3 min • Digitized on May 5, 2023

From A Defense of the Teachings of Mary, page 53
By St. John Henry Newman

2. Now secondly, her greatness. Here let us suppose that our first parents had overcome in their trial; and had gained for their descendants for ever the full possession, as if by right, of the privileges which were promised: to their obedience,—grace here and glory hereafter.

Is it possible that those descendants, pious and happy from age to age in their temporal homes, would have forgotten their benefactors? Would they not have followed them in thought into the heavens, and gratefully commemorated them on earth?

The history of the temptation, the craft of the serpent, their stedfastness in obedience,—the loyal vigilance, the sensitive purity of Eve,—the great issue, salvation wrought out for all generations,—would have been never from their minds, ever welcome to their ears.

This would have taken place from the necessity of our nature. Every nation has its mythical hymns and epics about its first fathers and its heroes. The great deeds of Charlemagne, Alfred, Coeur de Lion, Wallace, Louis the ninth, do not die; and though their persons are gone from us, we make much of their names.

Milton’s Adam, after his fall, understands the force of this law, and shrinks from the prospect of its operation.

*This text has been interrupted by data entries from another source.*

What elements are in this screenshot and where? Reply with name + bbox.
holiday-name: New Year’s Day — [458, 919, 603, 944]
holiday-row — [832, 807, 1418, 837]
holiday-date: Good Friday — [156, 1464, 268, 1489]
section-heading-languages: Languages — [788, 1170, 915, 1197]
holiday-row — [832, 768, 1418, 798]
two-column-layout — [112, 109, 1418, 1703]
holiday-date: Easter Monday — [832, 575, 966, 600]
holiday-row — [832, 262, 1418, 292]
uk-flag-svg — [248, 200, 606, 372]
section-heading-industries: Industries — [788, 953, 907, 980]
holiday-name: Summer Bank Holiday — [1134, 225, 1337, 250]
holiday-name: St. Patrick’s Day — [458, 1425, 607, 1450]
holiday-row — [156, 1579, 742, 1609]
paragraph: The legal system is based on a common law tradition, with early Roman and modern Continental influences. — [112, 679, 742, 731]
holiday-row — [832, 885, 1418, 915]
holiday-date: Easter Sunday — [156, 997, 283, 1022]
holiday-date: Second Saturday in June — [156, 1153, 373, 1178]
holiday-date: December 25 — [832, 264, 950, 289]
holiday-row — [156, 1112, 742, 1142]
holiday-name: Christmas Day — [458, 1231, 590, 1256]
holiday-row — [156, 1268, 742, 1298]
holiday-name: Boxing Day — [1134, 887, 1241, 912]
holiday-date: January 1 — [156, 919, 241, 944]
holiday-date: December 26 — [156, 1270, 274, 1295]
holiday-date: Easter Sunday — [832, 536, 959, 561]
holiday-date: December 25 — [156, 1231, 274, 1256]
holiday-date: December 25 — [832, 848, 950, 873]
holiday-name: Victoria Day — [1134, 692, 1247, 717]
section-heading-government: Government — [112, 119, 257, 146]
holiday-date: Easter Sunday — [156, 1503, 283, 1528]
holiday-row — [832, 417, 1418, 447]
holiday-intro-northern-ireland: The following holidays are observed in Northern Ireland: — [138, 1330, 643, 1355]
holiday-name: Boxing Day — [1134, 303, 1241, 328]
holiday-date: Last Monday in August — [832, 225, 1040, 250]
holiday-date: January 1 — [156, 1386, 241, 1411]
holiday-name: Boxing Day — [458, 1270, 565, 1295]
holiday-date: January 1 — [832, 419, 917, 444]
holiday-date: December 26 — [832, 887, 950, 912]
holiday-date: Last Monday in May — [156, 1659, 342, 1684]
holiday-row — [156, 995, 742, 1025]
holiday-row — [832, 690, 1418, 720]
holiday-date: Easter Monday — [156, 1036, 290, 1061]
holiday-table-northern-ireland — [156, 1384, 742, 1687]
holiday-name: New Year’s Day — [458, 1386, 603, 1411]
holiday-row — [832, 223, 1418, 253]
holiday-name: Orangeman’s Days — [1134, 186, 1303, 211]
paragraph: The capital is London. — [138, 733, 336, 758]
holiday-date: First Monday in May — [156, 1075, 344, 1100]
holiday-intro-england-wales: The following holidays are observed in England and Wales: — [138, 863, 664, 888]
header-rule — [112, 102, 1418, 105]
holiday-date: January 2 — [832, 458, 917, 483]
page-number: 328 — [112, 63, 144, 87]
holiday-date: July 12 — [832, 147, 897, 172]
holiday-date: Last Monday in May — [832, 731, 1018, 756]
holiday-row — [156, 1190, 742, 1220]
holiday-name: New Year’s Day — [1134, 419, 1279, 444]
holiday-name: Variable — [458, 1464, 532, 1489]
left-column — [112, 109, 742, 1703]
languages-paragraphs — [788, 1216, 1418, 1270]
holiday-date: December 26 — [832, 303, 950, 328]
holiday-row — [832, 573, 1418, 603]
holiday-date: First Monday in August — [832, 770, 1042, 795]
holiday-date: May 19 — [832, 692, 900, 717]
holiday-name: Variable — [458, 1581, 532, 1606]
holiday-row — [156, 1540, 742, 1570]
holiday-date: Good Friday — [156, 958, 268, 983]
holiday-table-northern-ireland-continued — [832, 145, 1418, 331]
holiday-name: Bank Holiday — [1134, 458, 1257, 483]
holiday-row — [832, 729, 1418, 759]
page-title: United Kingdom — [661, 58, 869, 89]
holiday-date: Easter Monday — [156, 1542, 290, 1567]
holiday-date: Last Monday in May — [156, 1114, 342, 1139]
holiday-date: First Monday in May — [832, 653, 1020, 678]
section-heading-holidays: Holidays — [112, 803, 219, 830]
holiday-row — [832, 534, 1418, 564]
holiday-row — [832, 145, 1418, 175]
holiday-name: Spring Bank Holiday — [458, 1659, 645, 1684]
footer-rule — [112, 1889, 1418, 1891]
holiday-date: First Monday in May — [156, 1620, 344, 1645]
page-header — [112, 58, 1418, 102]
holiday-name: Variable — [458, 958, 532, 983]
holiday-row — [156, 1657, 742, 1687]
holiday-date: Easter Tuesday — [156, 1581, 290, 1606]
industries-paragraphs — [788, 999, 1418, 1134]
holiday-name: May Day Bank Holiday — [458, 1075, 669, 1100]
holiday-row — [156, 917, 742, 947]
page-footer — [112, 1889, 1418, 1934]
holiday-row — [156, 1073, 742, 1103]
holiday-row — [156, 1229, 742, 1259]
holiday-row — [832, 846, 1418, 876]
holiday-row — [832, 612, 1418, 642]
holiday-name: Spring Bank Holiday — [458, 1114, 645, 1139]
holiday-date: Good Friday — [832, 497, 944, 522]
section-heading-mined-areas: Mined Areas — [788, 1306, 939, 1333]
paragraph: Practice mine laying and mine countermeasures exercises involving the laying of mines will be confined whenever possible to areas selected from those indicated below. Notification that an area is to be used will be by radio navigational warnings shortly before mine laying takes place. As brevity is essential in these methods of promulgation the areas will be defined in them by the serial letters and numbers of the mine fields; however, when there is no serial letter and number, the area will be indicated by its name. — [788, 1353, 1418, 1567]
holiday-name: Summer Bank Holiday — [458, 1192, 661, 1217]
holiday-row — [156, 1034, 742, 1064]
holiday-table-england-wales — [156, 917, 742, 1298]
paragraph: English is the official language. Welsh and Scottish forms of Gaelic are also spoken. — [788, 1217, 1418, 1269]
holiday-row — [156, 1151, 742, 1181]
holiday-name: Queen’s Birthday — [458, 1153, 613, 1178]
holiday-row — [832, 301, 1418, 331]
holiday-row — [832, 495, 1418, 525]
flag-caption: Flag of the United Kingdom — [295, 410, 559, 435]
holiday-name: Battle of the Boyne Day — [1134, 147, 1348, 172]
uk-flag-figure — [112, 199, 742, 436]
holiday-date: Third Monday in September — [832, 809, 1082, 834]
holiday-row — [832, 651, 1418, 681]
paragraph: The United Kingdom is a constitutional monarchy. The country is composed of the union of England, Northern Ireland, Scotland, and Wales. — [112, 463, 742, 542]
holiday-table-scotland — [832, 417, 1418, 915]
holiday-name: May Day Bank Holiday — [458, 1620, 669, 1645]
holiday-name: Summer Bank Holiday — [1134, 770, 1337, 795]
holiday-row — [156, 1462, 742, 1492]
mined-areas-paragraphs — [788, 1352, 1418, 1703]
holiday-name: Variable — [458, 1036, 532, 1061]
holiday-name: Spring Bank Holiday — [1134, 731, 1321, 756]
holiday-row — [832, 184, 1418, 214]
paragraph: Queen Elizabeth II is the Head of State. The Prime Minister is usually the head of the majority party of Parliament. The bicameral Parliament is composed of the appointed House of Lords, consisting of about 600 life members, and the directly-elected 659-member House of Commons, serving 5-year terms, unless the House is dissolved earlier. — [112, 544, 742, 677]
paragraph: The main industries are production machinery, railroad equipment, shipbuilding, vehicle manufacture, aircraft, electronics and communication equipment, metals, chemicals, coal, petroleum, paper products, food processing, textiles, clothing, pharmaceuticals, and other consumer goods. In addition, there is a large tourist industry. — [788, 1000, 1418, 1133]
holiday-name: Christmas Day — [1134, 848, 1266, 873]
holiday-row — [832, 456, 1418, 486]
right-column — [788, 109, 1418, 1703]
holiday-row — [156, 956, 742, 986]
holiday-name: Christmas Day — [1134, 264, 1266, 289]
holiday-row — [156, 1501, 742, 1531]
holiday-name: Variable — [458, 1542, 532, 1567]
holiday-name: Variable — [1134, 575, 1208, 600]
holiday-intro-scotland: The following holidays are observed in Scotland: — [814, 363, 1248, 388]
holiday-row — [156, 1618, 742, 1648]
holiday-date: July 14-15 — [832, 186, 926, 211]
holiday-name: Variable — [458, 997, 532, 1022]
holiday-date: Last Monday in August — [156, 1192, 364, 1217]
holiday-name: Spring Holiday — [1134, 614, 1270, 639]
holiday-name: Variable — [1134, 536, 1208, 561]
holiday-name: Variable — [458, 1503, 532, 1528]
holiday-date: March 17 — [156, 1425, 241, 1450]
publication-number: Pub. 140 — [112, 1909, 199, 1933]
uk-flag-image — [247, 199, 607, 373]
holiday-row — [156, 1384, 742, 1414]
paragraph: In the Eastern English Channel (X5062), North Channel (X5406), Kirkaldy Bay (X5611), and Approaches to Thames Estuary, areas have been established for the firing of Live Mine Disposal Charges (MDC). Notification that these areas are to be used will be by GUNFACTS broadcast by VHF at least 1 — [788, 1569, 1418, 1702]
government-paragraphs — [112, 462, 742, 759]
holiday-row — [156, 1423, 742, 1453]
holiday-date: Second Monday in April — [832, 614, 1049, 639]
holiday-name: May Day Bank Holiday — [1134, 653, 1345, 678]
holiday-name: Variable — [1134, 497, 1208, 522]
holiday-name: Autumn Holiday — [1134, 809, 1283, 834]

“Who of all ages to succeed, but, feeling the evil on him brought by me, will curse my head? Ill fare our ancestor impure, for this we may thank Adam.”

If this anticipation has not been fulfilled in the event, it is owing to the needs of our penal life, our state of perpetual change, and the ignorance and unbelief incurred by the fall; also because, fallen as we are, from the hopefulness of our nature, we feel more pride in our national great men, than dejection at our national misfortunes.

Much more then in the great kingdom and people of God;—the Saints are ever in our sight, and not as mere ineffectual ghosts, but as if present bodily in their past selves. It is said of them, “Their works do follow them;” what they were here, such are they in heaven and in the Church. As we call them by their earthly names, so we contemplate them in their earthly characters and histories.

Their acts, callings, and relations below, are types and anticipations of their mission above. Even in the case of our Lord Himself, whose native home is the eternal heavens, it is said of Him in His state of glory, that He is “a Priest for ever;” and when He comes again, He will be recognized by those who pierced Him, as being the very same that He was on earth.